Envie de replonger dans le vrai, le dur - et le bien macho - business du vin.

 

 

 

Et qu’y a-t-il de plus efficace pour une immersion intensive que le salon professionnel « Vinitaly », qui se tient depuis hier, et jusqu’à dimanche, à Vérone en Italie ?

 

Avec ses 4 000 exposants répartis sur douze halls et ses 150 000 visiteurs (!!!), il ne m’a pas fallu plus de quelques minutes dans les embouteillages à l’ouverture du site, déjà saturé, pour regretter mon initiative. En effet, être (oeno)touriste à Vinitaly, c’est comme participer à une dégustation professionnelle de Cognac : on se demande comment on va bien pouvoir en sortir vivant.

Mais heureusement, je pratique Vinexpo (une buvette à côté de Vinitaly…) depuis quelques années, et j’ai mes techniques de survie.

 

Règle de survie n°1 : Avoir l’air TRRRÈS sérieuse et passer pour une pro :

 

Ainsi, je choisis de façon totalement arbitraire, mais avec assurance et aplomb, de pénétrer dans le hall 2, arborant le regard entendu des gens du sérail.

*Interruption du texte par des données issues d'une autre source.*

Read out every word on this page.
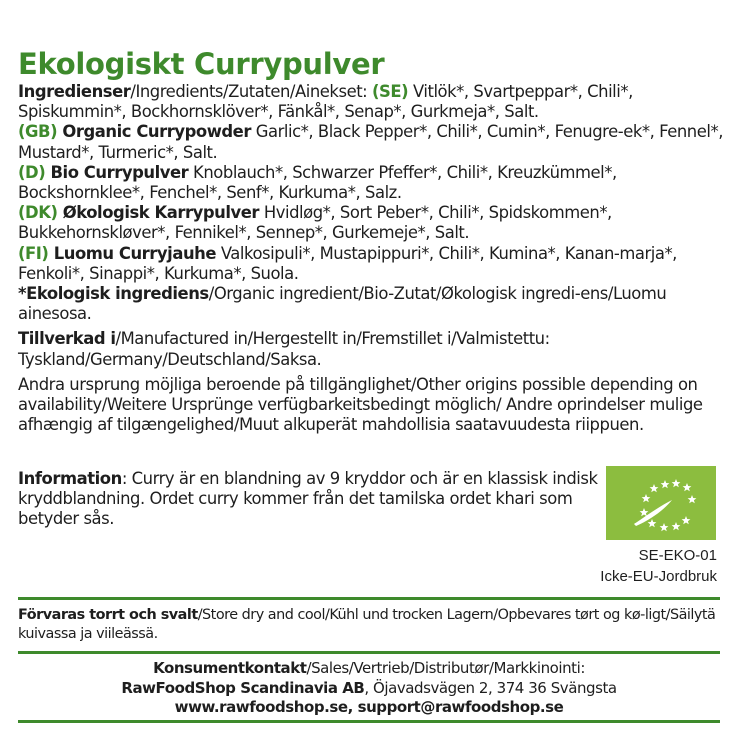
Ekologiskt Currypulver

Ingredienser/Ingredients/Zutaten/Ainekset: (SE) Vitlök*, Svartpeppar*, Chili*, Spiskummin*, Bockhornsklöver*, Fänkål*, Senap*, Gurkmeja*, Salt.

(GB) Organic Currypowder Garlic*, Black Pepper*, Chili*, Cumin*, Fenugre-ek*, Fennel*, Mustard*, Turmeric*, Salt.

(D) Bio Currypulver Knoblauch*, Schwarzer Pfeffer*, Chili*, Kreuzkümmel*, Bockshornklee*, Fenchel*, Senf*, Kurkuma*, Salz.

(DK) Økologisk Karrypulver Hvidløg*, Sort Peber*, Chili*, Spidskommen*, Bukkehornskløver*, Fennikel*, Sennep*, Gurkemeje*, Salt.

(FI) Luomu Curryjauhe Valkosipuli*, Mustapippuri*, Chili*, Kumina*, Kanan-marja*, Fenkoli*, Sinappi*, Kurkuma*, Suola.

*Ekologisk ingrediens/Organic ingredient/Bio-Zutat/Økologisk ingredi-ens/Luomu ainesosa.

Tillverkad i/Manufactured in/Hergestellt in/Fremstillet i/Valmistettu: Tyskland/Germany/Deutschland/Saksa.

Andra ursprung möjliga beroende på tillgänglighet/Other origins possible depending on availability/Weitere Ursprünge verfügbarkeitsbedingt möglich/ Andre oprindelser mulige afhængig af tilgængelighed/Muut alkuperät mahdollisia saatavuudesta riippuen.

Information: Curry är en blandning av 9 kryddor och är en klassisk indisk kryddblandning. Ordet curry kommer från det tamilska ordet khari som betyder sås.

SE-EKO-01
Icke-EU-Jordbruk

Förvaras torrt och svalt/Store dry and cool/Kühl und trocken Lagern/Opbevares tørt og kø-ligt/Säilytä kuivassa ja viileässä.

Konsumentkontakt/Sales/Vertrieb/Distributør/Markkinointi:

RawFoodShop Scandinavia AB, Öjavadsvägen 2, 374 36 Svängsta

www.rawfoodshop.se, support@rawfoodshop.se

Le Wine Spec dans une main, mon verre dans l’autre, il me semble quand même que l’on me regarde bizarrement…

 

Règle de survie n°2 : identifier sur le plan du site les exposants que l’on connaît pour faire un brin de causette.

 

Comptez tout de même une bonne heure pour lire le guide des exposants en diagonal. Ainsi je parviens péniblement à retrouver trois connaissances. Le premier contact ne me reconnait pas, le deuxième me demande si je suis une étudiante à la recherche d’un stage, et le troisième n’a pas le temps de me parler : « Hé si Signorina, quand on vient à Vinitaly, il faut prendre des rendez-vous ! ».

Au secours.

 

 

Règle de survie n°3 : trouver le gentil viticulteur disposé à faire déguster une petite jeune qui n’en veut.

 

Et c’est là que j’aborde timidement Paulo, qui me dit aussitôt: « ma qué bella Signorina, viens avec moi ». Biensur que j’aurais du me méfier à ce moment précis. D’ailleurs ma grand-mère m’a toujours dit de me méfier des Italiens. Mais vous imaginez bien que j’ai fondu comme un grain de Sémillon bien mûr devant une telle proposition.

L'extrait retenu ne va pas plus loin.